Die Argumentation erscheint zunächst schlüssig. Bei einer genaueren Auslegung der Norm wird jedoch deutlich, dass eine internationale Fehlinterpretation des UN-Einheitsübereinkommens über mehr als 60 Jahre hinweg auszuschließen ist. Sinn und Zweck des Artikels 2 Absatz 9 ist es, eine Anwendung der Suchtstoffe in der gewerblichen Wirtschaft zu ermöglichen, nachdem sie ihres Suchtpotentials entledigt wurden. Das Regelbeispiel der Vergällung sowie die Anforderung, dass diese schädlichen Stoffe in der Praxis nicht zurückgewonnen werden können, verdeutlichen dies. Auch wird diese Auslegung von der offiziellen Kommentierung der Konvention bestätigt. Die Mitgliedstaaten müssen demnach sicherstellen, dass die Rückgewinnung der Suchtstoffe, die in der gewerblichen Produktion aufgebraucht werden, sowie jener, die als Begleitstoffe umgewandelt werden, unmöglich wird. Es geht also nicht nur um die Risikoreduzierung durch staatlich kontrollierten Anbau und Abgabe. Vielmehr erfasst die Norm einen Fall, in dem Betäubungsmittel ihre Eigenschaft verlieren und in einem anderen Kontext verwendet werden.
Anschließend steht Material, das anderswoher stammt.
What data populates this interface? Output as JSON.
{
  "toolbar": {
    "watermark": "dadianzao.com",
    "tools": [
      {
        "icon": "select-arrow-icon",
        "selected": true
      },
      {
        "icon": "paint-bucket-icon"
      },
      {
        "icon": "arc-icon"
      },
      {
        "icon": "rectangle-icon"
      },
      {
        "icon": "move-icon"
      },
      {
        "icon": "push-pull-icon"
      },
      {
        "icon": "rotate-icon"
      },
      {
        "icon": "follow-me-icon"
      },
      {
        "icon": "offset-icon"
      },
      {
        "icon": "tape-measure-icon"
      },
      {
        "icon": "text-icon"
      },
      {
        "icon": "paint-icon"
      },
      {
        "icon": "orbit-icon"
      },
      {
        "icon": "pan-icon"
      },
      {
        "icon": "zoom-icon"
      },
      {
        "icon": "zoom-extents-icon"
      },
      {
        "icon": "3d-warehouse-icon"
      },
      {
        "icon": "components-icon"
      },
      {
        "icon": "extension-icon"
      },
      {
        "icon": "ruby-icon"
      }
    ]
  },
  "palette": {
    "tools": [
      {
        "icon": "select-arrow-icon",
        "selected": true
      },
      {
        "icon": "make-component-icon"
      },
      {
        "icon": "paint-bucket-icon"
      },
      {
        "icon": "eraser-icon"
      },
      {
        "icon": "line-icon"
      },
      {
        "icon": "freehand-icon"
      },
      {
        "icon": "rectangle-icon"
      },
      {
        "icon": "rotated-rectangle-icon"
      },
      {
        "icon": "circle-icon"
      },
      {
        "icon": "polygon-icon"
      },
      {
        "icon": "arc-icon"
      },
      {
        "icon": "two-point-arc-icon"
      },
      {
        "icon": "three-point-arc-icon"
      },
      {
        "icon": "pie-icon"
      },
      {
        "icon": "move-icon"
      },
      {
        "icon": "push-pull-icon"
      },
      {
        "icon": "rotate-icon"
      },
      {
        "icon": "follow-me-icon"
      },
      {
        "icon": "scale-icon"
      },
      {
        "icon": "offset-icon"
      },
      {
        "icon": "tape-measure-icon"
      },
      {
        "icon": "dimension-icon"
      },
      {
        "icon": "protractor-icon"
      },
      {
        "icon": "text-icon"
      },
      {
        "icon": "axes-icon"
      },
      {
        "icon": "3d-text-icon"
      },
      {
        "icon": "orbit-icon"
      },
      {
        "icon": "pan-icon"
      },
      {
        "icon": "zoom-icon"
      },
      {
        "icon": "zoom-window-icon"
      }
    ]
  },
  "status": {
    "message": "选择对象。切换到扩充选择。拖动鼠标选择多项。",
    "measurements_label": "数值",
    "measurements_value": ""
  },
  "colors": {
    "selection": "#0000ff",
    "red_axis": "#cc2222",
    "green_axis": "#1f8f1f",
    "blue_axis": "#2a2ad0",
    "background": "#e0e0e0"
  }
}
Eine Legalisierung von Cannabis für den „Recreational Use“ bleibt zum jetzigen Zeitpunkt völker- und europarechtswidrig. Eine entgegengesetzte Auslegung des Artikel 2 Absatz 9 des Einheitsübereinkommens ist schlichtweg rechtlich unzutreffend. Ob die Mitgliedstaaten trotz des eindeutigen Wortlauts der völkerrechtlichen Überübereinkommen „Freizeitcannabis“ legalisieren – wie jüngst etwa Kanada und Uruguay – und somit eine offene Verletzung dieser in Kauf nehmen, ist wiederum eine andere Frage.